À 77 ans, l'ancien ministre de la Justice de Jacques Chirac défend les droits des migrants, des mineurs isolés et des populations les plus fragiles. Et il a à nouveau réclamé en janvier "la suspension" de l'usage des lanceurs de balles de défense (LBD) utilisés par les forces de l'ordre lors des manifestations.

Article rédigé par Anne Brigaudeau
France Télévisions
Publié Mis à jour
Temps de lecture : 10min
Le Défenseur des droits Jacques Toubon arrive à l'Elysée, le 17 octobre 2017. (LUDOVIC MARIN / AFP)

Étrange chemin que celui parcouru par Jacques Toubon depuis les années 80. Du temps où le RPR (l'ancêtre du parti Les Républicains) régnait sur la droite, la gauche honnissait ce porte-flingue de Jacques Chirac. Une méfiance qui a persisté au point que des personnalités socialistes ou écologistes ont pétitionné, en 2014, contre la nomination de l'ancien ministre de la Justice au poste de Défenseur des droits.

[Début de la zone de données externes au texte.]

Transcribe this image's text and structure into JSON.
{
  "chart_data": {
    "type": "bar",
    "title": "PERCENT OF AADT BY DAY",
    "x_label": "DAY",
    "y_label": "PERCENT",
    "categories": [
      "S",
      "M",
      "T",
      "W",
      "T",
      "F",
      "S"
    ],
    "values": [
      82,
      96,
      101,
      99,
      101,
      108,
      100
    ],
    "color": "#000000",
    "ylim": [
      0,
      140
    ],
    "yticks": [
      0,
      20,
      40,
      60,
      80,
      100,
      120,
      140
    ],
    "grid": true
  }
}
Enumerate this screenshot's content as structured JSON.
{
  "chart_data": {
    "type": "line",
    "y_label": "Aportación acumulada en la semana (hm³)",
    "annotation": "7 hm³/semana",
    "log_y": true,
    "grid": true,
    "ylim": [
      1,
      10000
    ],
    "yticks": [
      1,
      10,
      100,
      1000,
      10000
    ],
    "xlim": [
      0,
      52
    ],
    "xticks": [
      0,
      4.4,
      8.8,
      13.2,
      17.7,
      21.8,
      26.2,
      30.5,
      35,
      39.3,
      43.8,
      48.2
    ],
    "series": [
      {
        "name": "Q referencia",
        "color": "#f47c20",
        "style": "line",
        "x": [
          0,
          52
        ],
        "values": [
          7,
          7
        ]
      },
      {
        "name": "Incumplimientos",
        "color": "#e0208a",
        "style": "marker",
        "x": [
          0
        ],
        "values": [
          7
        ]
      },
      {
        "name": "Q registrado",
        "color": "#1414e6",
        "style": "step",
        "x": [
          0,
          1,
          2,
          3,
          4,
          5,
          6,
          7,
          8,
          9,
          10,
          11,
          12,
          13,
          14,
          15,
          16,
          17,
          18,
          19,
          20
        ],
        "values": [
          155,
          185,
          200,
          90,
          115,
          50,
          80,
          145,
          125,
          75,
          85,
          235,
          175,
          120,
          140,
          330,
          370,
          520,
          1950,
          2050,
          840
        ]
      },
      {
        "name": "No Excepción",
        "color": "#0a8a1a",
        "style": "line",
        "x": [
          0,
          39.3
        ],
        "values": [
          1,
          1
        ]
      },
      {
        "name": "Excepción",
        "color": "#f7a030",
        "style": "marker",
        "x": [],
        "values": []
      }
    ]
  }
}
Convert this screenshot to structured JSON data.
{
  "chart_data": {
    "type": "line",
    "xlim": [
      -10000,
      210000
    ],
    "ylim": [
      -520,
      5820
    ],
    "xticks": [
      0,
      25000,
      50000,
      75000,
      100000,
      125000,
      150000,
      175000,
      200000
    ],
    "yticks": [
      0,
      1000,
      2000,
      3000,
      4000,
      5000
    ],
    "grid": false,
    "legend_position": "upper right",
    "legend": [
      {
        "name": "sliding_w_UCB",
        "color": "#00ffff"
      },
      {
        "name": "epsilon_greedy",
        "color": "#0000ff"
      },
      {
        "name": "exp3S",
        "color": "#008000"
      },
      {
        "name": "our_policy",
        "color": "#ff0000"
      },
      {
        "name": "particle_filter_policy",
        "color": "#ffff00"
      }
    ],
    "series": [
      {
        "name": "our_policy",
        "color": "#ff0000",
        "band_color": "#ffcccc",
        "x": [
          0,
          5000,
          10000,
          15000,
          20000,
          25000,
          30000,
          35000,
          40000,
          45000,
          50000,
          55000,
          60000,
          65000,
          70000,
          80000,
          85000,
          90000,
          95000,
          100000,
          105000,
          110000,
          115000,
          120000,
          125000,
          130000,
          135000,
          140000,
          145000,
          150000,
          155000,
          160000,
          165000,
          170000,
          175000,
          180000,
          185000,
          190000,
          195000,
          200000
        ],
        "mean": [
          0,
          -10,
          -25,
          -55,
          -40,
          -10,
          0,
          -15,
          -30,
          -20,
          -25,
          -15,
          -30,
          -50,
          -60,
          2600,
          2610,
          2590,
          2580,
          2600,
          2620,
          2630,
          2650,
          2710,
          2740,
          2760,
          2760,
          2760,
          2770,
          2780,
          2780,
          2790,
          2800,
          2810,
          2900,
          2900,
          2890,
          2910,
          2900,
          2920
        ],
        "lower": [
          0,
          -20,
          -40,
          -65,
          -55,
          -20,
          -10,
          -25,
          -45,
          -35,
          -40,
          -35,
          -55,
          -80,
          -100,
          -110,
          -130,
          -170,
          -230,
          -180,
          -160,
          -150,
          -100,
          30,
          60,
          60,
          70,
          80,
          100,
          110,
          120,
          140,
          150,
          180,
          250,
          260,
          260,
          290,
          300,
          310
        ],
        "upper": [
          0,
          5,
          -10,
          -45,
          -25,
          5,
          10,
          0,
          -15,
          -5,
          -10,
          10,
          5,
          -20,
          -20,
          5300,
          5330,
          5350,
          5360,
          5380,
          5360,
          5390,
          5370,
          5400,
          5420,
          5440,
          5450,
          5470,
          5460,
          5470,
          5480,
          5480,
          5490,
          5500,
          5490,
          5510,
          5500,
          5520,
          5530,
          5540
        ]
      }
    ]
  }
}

Renversement marquant, cette même gauche cite désormais, à l'appui de ses revendications, les rapports du Défenseur des droits sur les migrants et les précaires, ou ses rappels à l'ordre sur "la grande dangerosité" des lanceurs de balles de défense, dont Jacques Toubon demande la suspension. Comment l'ancien député godillot s'est-il mué en rempart des droits humains ? Tentative de reconstitution d'une trajectoire singulière.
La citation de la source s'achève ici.